Prof Andreas Kalweit / Industrial Design
Photo: UniService Transfer

Asking the right questions with creative thinking

Professor Andreas Kalweit wants to bring industry and design together

It all started with a wheelchair. "That was a key experience," says Professor Dipl.-Ing. Dipl.-Des. Andreas Kalweit and explains how he came to study Industrial Design. An apprenticeship as a metalworker formed the solid foundation with which he initially joined his parents' business, which he was later to take over. However, this was not his "thing", emphasises the Hüls native and immediately stresses that "after a few discussions" his parents unconditionally supported his son's path, which initially led him to the FH Niederrhein, where he studied mechanical engineering. He graduated with distinction in 1995, moved to Essen and went on to study industrial design until 2002.

It all started with a wheelchair

In the end, it was a wheelchair that he was supposed to design in mechanical engineering and which, no matter what design features the student tried to realise, always looked "bad". That was a kind of initial spark that led him to industrial design; a decision he would make again and again. Kalweit loves the design possibilities, in which he sees immense potential that the industry still needs to be convinced of.

Many companies see design as a cost centre at best, there is a lack of calculation methods and no one is able to show the share of success, but the designer knows that the first thing to do is to find out "what needs companies have". To this end, he is currently working on an exciting doctoral thesis in the Industrial Design section, which aims to find out how industrial designers and companies can come together

"Design can do much more, namely take an entire company to a new level. However, this requires a type of designer who credibly represents this claim and shows companies that although design costs something, the lack of design will be much more expensive"
(from: Peter F. Stephan in an interview / Revue für postheroisches Management/ Issue 8)

Kalweit knows from his own experience that a good education is the be-all and end-all
and "wants to enable students to think creatively".

He uses his multiple qualifications, particularly in the mediation between construction, design and production, as part of his teaching activities in order to prepare students for future requirements. Kalweit is familiar with the ever shorter product cycles and the highly dynamic markets in which designers operate.

Playing with the senses

And yet he wants to slow down. In this context, he recalls his own school life and talks about the experiences of his school-age daughter, for whom, in these "fast-moving times", more and more learning means that playing with the senses is neglected. And this is precisely where the appeal of industrial design lies. In an interview, Kalweit says in response to the question: "What qualifications do you expect from employees?" that they should above all "ask the right questions", by which he understands design as creative thinking that sets itself apart from mere replication without an idea of its own. It's about a philosophy that every designer brings to the creative process and which the client has to accept.

A long road that he has travelled with expertise. As early as 2006, he and three other editors published a "Handbook for Technical Product Design", in which he imparts knowledge about the properties of materials and processing methods for designers and engineers across disciplines.

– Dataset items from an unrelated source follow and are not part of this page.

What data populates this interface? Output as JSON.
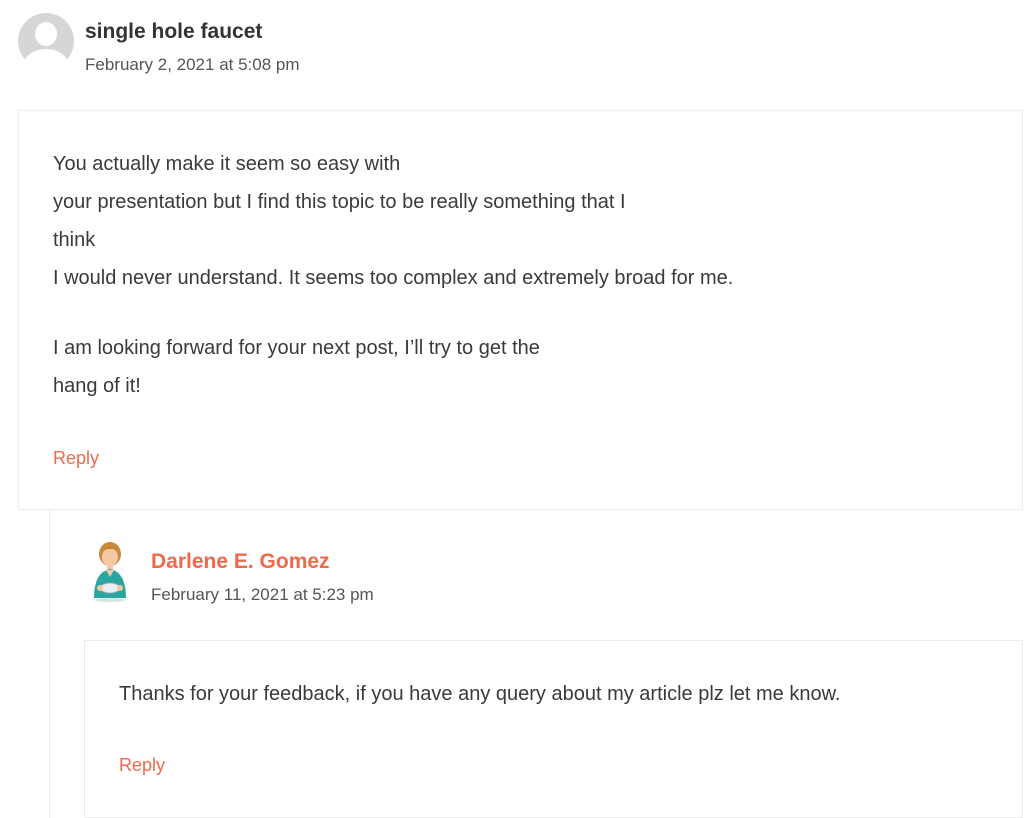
{
  "comments": [
    {
      "author": "single hole faucet",
      "date": "February 2, 2021 at 5:08 pm",
      "lines": [
        "You actually make it seem so easy with",
        "your presentation but I find this topic to be really something that I",
        "think",
        "I would never understand. It seems too complex and extremely broad for me.",
        "",
        "I am looking forward for your next post, I’ll try to get the",
        "hang of it!"
      ],
      "reply_label": "Reply",
      "author_color": "#333333"
    },
    {
      "author": "Darlene E. Gomez",
      "date": "February 11, 2021 at 5:23 pm",
      "lines": [
        "Thanks for your feedback, if you have any query about my article plz let me know."
      ],
      "reply_label": "Reply",
      "author_color": "#ee6a4c"
    }
  ],
  "icons": {
    "default_avatar": "default-user-avatar-icon",
    "author_avatar": "nurse-avatar-illustration"
  },
  "colors": {
    "accent": "#ee6a4c",
    "border": "#ececec"
  }
}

E-mobility through theft-proof bicycles

In transfer, he values the exchange with colleagues from other faculties and the opportunity to report on transfer projects.

He is particularly interested in a project example on transport systems in urban areas and their safety.

For example, is it possible to design a theft-proof bicycle? This question would even interest the Düsseldorf-based academic personally. After his bike was stolen three times from outside his house, he now always carries it to his third-floor flat for security reasons. A solution is in the works.

Uwe Blass (interview from 31/05/2017)

Andreas Kalweit (*1968) is a qualified mechanical engineer and industrial designer with specialised training in craftsmanship, who uses his multiple qualifications at the interface between design and engineering for industry and in research.

He gained his many years of experience as a constructor, designer and entrepreneur as the owner of a design agency in numerous industrial projects for well-known, internationally active companies and as the owner of a traditional family manufactory.
Andreas Kalweit has been a professor of "Manufacturing & Material Science - specialising in construction technology and systems in design" at the University of Wuppertal since 2012. His research and work focuses on manufacturing and material technology, design systematics and innovation development for industrially manufactured products. He is a founding member of various institutes and is regularly active as a jury member, for example for the iF Design Award, the BRAUN Design Award and the CORE77 Award.